Researchers illegally accessed genetic and cognitive data from over 20,000 U.S. children participating in a major federally funded study—the Adolescent Brain Cognitive Development (ABCD) project—and used it to produce pseudoscientific papers promoting racial stereotypes.
The Study and Its Promise
Launched in 2015, the ABCD project aimed to track brain development in children over a decade, promising families that their data would be securely protected. The study sought to understand how genetics influence behavior and disease, and marketing materials specifically reassured minority families about data privacy.
Unauthorized Data Access
Despite these assurances, a group of fringe researchers exploited vulnerabilities in the National Institutes of Health (NIH) safeguards to gain unauthorized access to the sensitive data. One researcher bypassed restrictions by working with an American professor already under NIH investigation for mishandling another child brain study.
Racist Misuse of Findings
The group then published at least 16 papers claiming to find biological evidence supporting racial differences in intelligence. These papers rank ethnicities by alleged IQ scores and falsely assert that lower earnings among Black people are due to inherent cognitive inferiority.
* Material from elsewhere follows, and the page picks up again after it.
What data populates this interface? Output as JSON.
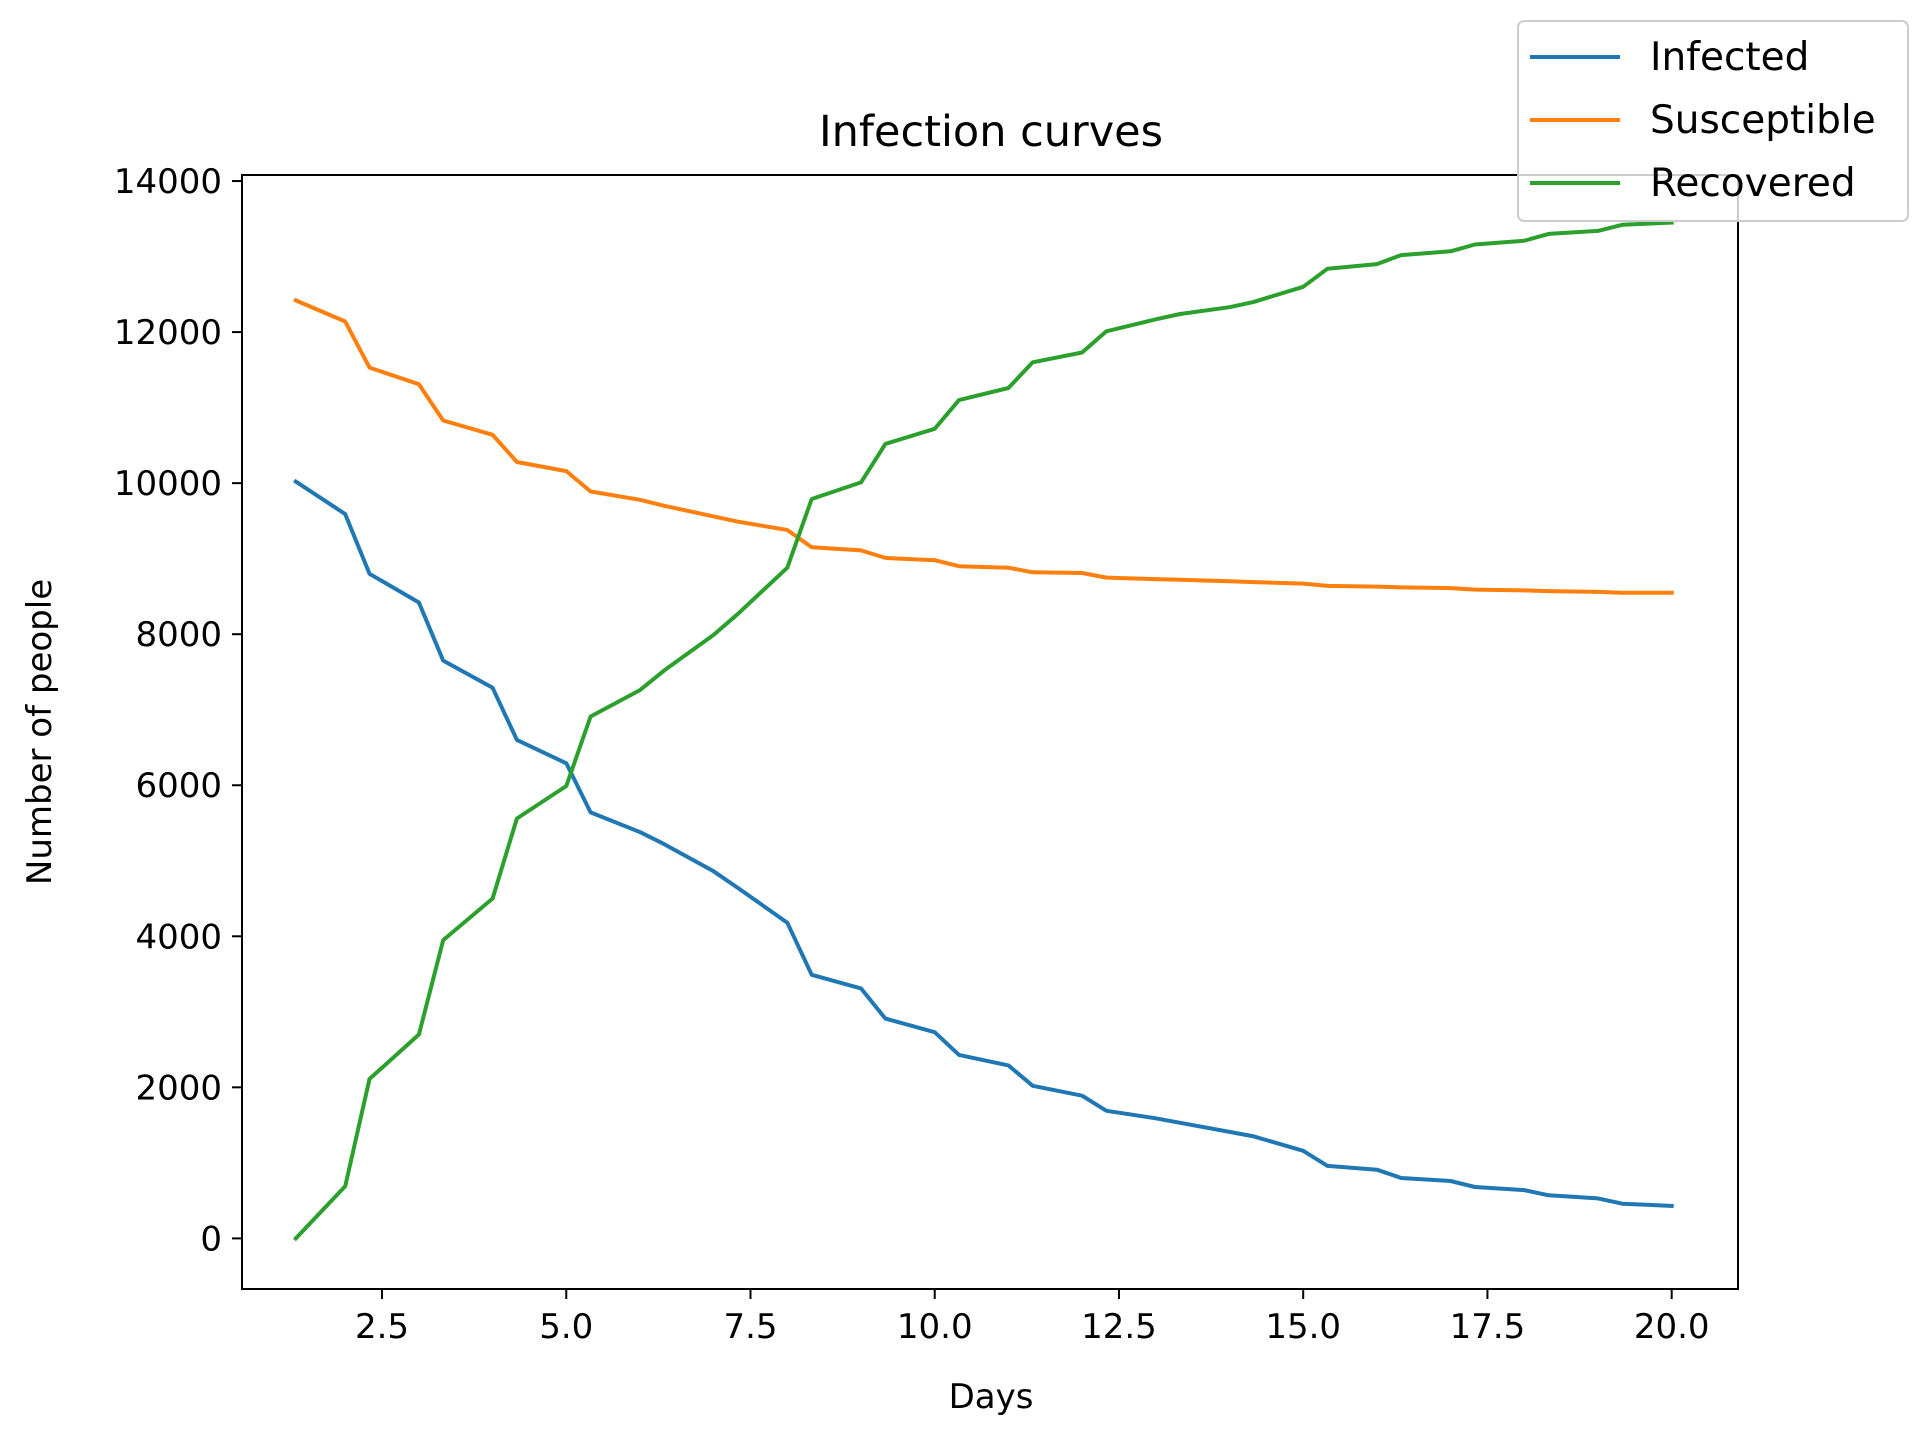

This work has been widely rejected by mainstream geneticists as biased and methodologically unsound. However, the researchers’ use of data from the respected ABCD project gave their theories a false veneer of scientific legitimacy.
Amplification Through Social Media and AI
The papers have fueled racist content on social media platforms and white nationalist forums, garnering millions of views. Disturbingly, AI chatbots like ChatGPT and Grok have cited this research in response to queries about race and intelligence, further spreading misinformation. Grok, in particular, has directed users to these papers over two dozen times this month.
This incident highlights the severe risks of data breaches in large-scale research projects and the potential for scientific data to be weaponized for harmful ideologies. The exploitation of children’s genetic information underscores the urgent need for stronger data security measures and ethical oversight in scientific research.